Photo Insert: Britain has witnessed months of strikes by tens of thousands of workers -- including postal staff, lawyers, nurses, and employees in the retail sector.
Europe is battling a cost-of-living crisis and the latest strikes come a day after more than 1.27 million took to the streets in France, upping pressure on the French government over pension reform plans.
Britain's umbrella labor organization, the Trades Union Congress (TUC), called it the "biggest day of strike action since 2011." Teachers and train drivers were among the latest groups to act, as well as border force workers at UK air and seaports.
"We are striking because for the past 10 years we had effectively had a pay cut," said job center worker and union representative Graham, who preferred not to give his last name. "Some of our members, even though they are working, still have to make visits to food banks," he told AFP.
"Not only are wages not keeping up, but things like fares, council tax and rents are going up.
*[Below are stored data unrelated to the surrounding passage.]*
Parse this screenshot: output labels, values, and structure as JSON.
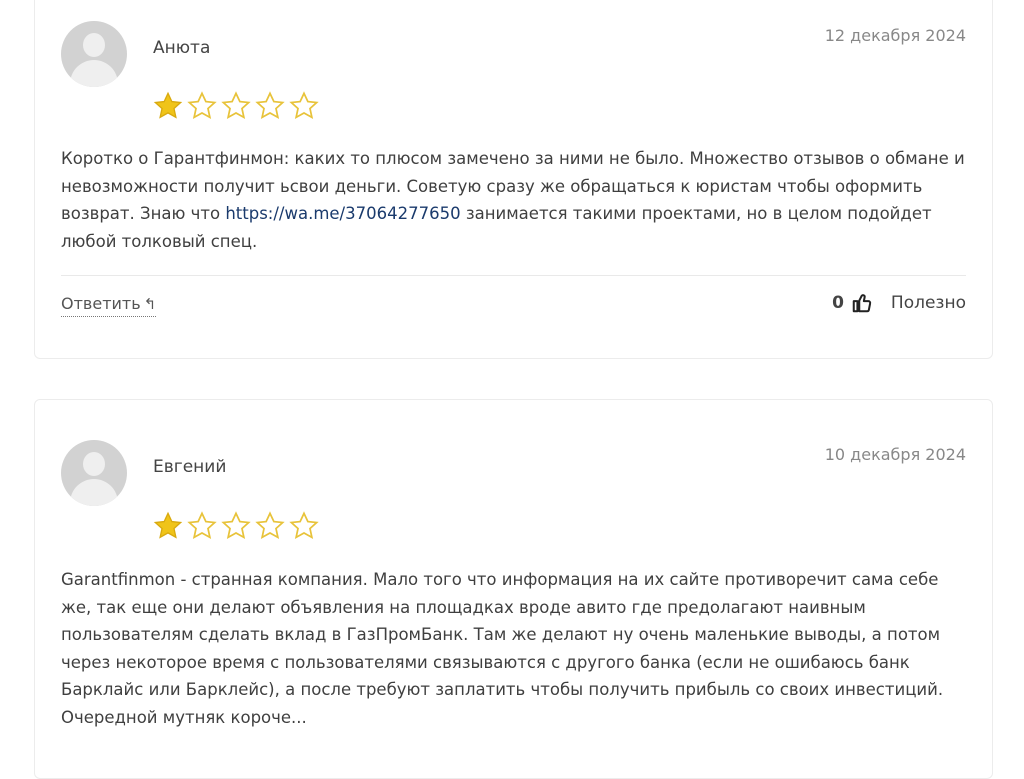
{
  "reviews": [
    {
      "author": "Анюта",
      "date": "12 декабря 2024",
      "rating": 1,
      "rating_max": 5,
      "text_before_link": "Коротко о Гарантфинмон: каких то плюсом замечено за ними не было. Множество отзывов о обмане и невозможности получит ьсвои деньги. Советую сразу же обращаться к юристам чтобы оформить возврат. Знаю что ",
      "link_text": "https://wa.me/37064277650",
      "text_after_link": " занимается такими проектами, но в целом подойдет любой толковый спец.",
      "reply_label": "Ответить",
      "reply_icon": "↰",
      "useful_count": "0",
      "useful_label": "Полезно"
    },
    {
      "author": "Евгений",
      "date": "10 декабря 2024",
      "rating": 1,
      "rating_max": 5,
      "text": "Garantfinmon - странная компания. Мало того что информация на их сайте противоречит сама себе же, так еще они делают объявления на площадках вроде авито где предолагают наивным пользователям сделать вклад в ГазПромБанк. Там же делают ну очень маленькие выводы, а потом через некоторое время с пользователями связываются с другого банка (если не ошибаюсь банк Барклайс или Барклейс), а после требуют заплатить чтобы получить прибыль со своих инвестиций. Очередной мутняк короче..."
    }
  ],
  "colors": {
    "star_filled": "#f0c419",
    "star_empty": "#e8c33a",
    "link": "#1a3a6c"
  }
}
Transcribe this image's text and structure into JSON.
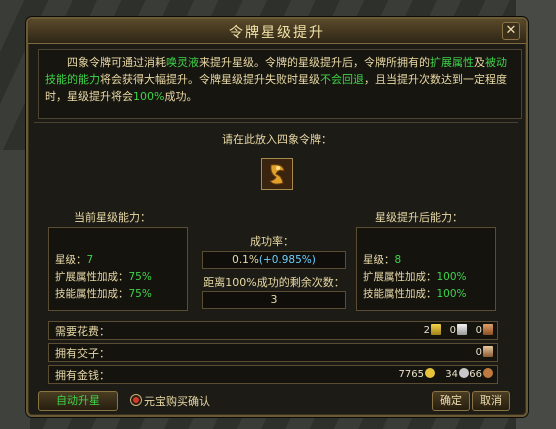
{
  "window": {
    "title": "令牌星级提升",
    "close_label": "✕"
  },
  "description": {
    "p1": "四象令牌可通过消耗",
    "p2": "唤灵液",
    "p3": "来提升星级。令牌的星级提升后，令牌所拥有的",
    "p4": "扩展属性",
    "p5": "及",
    "p6": "被动技能的能力",
    "p7": "将会获得大幅提升。令牌星级提升失败时星级",
    "p8": "不会回退",
    "p9": "，且当提升次数达到一定程度时，星级提升将会",
    "p10": "100%",
    "p11": "成功。"
  },
  "place_label": "请在此放入四象令牌：",
  "current": {
    "heading": "当前星级能力：",
    "star_label": "星级：",
    "star_value": "7",
    "ext_label": "扩展属性加成：",
    "ext_value": "75%",
    "skill_label": "技能属性加成：",
    "skill_value": "75%"
  },
  "after": {
    "heading": "星级提升后能力：",
    "star_label": "星级：",
    "star_value": "8",
    "ext_label": "扩展属性加成：",
    "ext_value": "100%",
    "skill_label": "技能属性加成：",
    "skill_value": "100%"
  },
  "success": {
    "label": "成功率：",
    "base": "0.1%",
    "bonus": "(+0.985%)"
  },
  "remaining": {
    "label": "距离100%成功的剩余次数：",
    "value": "3"
  },
  "costs": {
    "cost_label": "需要花费：",
    "cost_gold": "2",
    "cost_silver": "0",
    "cost_copper": "0",
    "jiaozi_label": "拥有交子：",
    "jiaozi_value": "0",
    "money_label": "拥有金钱：",
    "money_gold": "7765",
    "money_silver": "34",
    "money_copper": "66"
  },
  "colors": {
    "highlight_green": "#3fd44a",
    "bonus_blue": "#6ad0ff",
    "gold": "#f2d64a",
    "silver": "#c8c8c8",
    "copper": "#c07a3e"
  },
  "controls": {
    "auto_upgrade": "自动升星",
    "yuanbao_confirm": "元宝购买确认",
    "ok": "确定",
    "cancel": "取消"
  }
}
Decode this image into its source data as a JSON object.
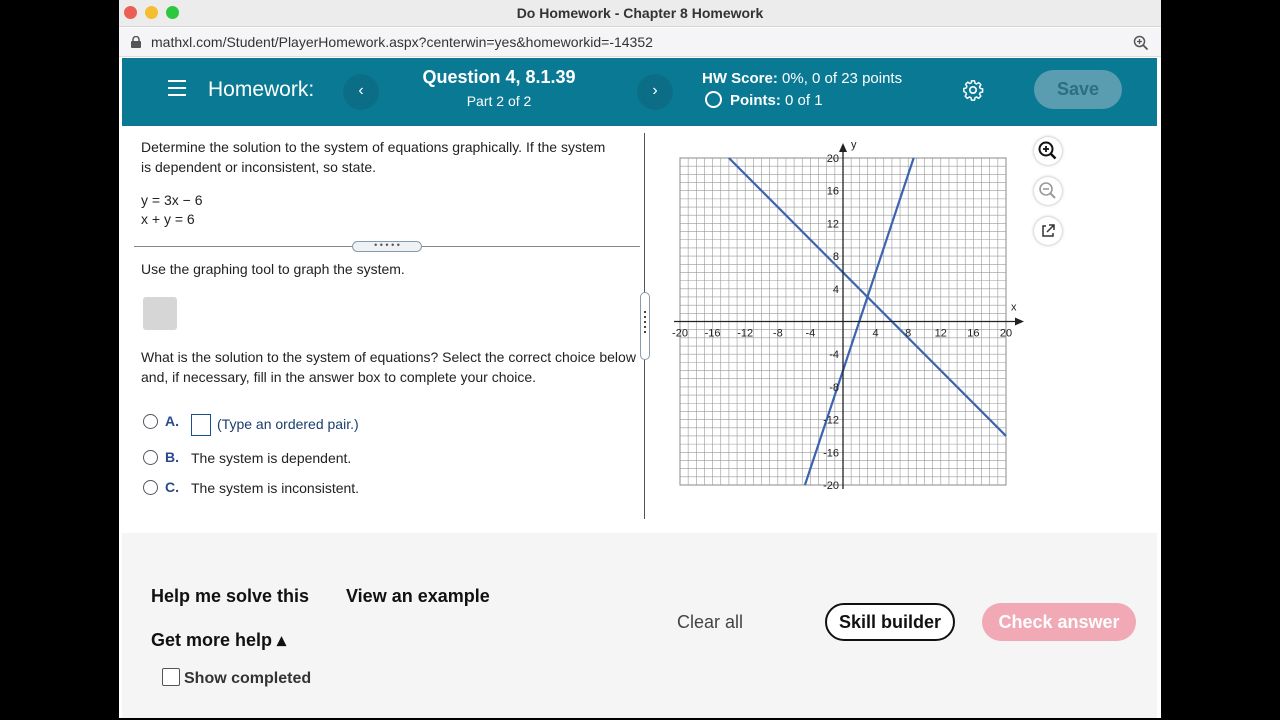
{
  "window": {
    "title": "Do Homework - Chapter 8 Homework",
    "url": "mathxl.com/Student/PlayerHomework.aspx?centerwin=yes&homeworkid=-14352"
  },
  "header": {
    "homework_label": "Homework:",
    "prev_icon": "‹",
    "next_icon": "›",
    "question_title": "Question 4, 8.1.39",
    "question_part": "Part 2 of 2",
    "hw_score_label": "HW Score:",
    "hw_score_value": "0%, 0 of 23 points",
    "points_label": "Points:",
    "points_value": "0 of 1",
    "save_label": "Save"
  },
  "question": {
    "prompt": "Determine the solution to the system of equations graphically. If the system is dependent or inconsistent, so state.",
    "equation_1": "y = 3x − 6",
    "equation_2": "x + y = 6",
    "handle_dots": "• • • • •",
    "graph_instruction": "Use the graphing tool to graph the system.",
    "solution_prompt": "What is the solution to the system of equations? Select the correct choice below and, if necessary, fill in the answer box to complete your choice.",
    "choices": [
      {
        "letter": "A.",
        "text": "(Type an ordered pair.)"
      },
      {
        "letter": "B.",
        "text": "The system is dependent."
      },
      {
        "letter": "C.",
        "text": "The system is inconsistent."
      }
    ]
  },
  "graph": {
    "x_axis_label": "x",
    "y_axis_label": "y",
    "x_ticks": [
      "-20",
      "-16",
      "-12",
      "-8",
      "-4",
      "4",
      "8",
      "12",
      "16",
      "20"
    ],
    "y_ticks": [
      "20",
      "16",
      "12",
      "8",
      "4",
      "-4",
      "-8",
      "-12",
      "-16",
      "-20"
    ],
    "line_color": "#3a63b0",
    "lines": [
      {
        "equation": "y = 3x − 6",
        "x": [
          -4.67,
          8.67
        ],
        "y": [
          -20,
          20
        ]
      },
      {
        "equation": "x + y = 6",
        "x": [
          -14,
          20
        ],
        "y": [
          20,
          -14
        ]
      }
    ]
  },
  "footer": {
    "help_solve": "Help me solve this",
    "view_example": "View an example",
    "more_help": "Get more help ▴",
    "show_completed": "Show completed",
    "clear_all": "Clear all",
    "skill_builder": "Skill builder",
    "check_answer": "Check answer"
  }
}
Anything we get is eaten away."
Britain has witnessed months of strikes by tens of thousands of workers -- including postal staff, lawyers, nurses, and employees in the retail sector -- as UK inflation raced above 11 percent, the highest level in more than 40 years.
The latest official data show 1.6 million working days were lost from June-November 2022 because of strikes -- the highest six-month total in more than three decades -- the Office for National Statistics (ONS) said.
A total of 467,000 working days were lost to walkouts in November alone, the highest level since 2011. Alongside the strikes, unions are also staging rallies across the country against the Conservative government's plans to legislate against public sector strike action.
Organized by the TUC, the nationwide protests will insist that "the right to strike is a fundamental British liberty", said the group's General Secretary Paul Nowak.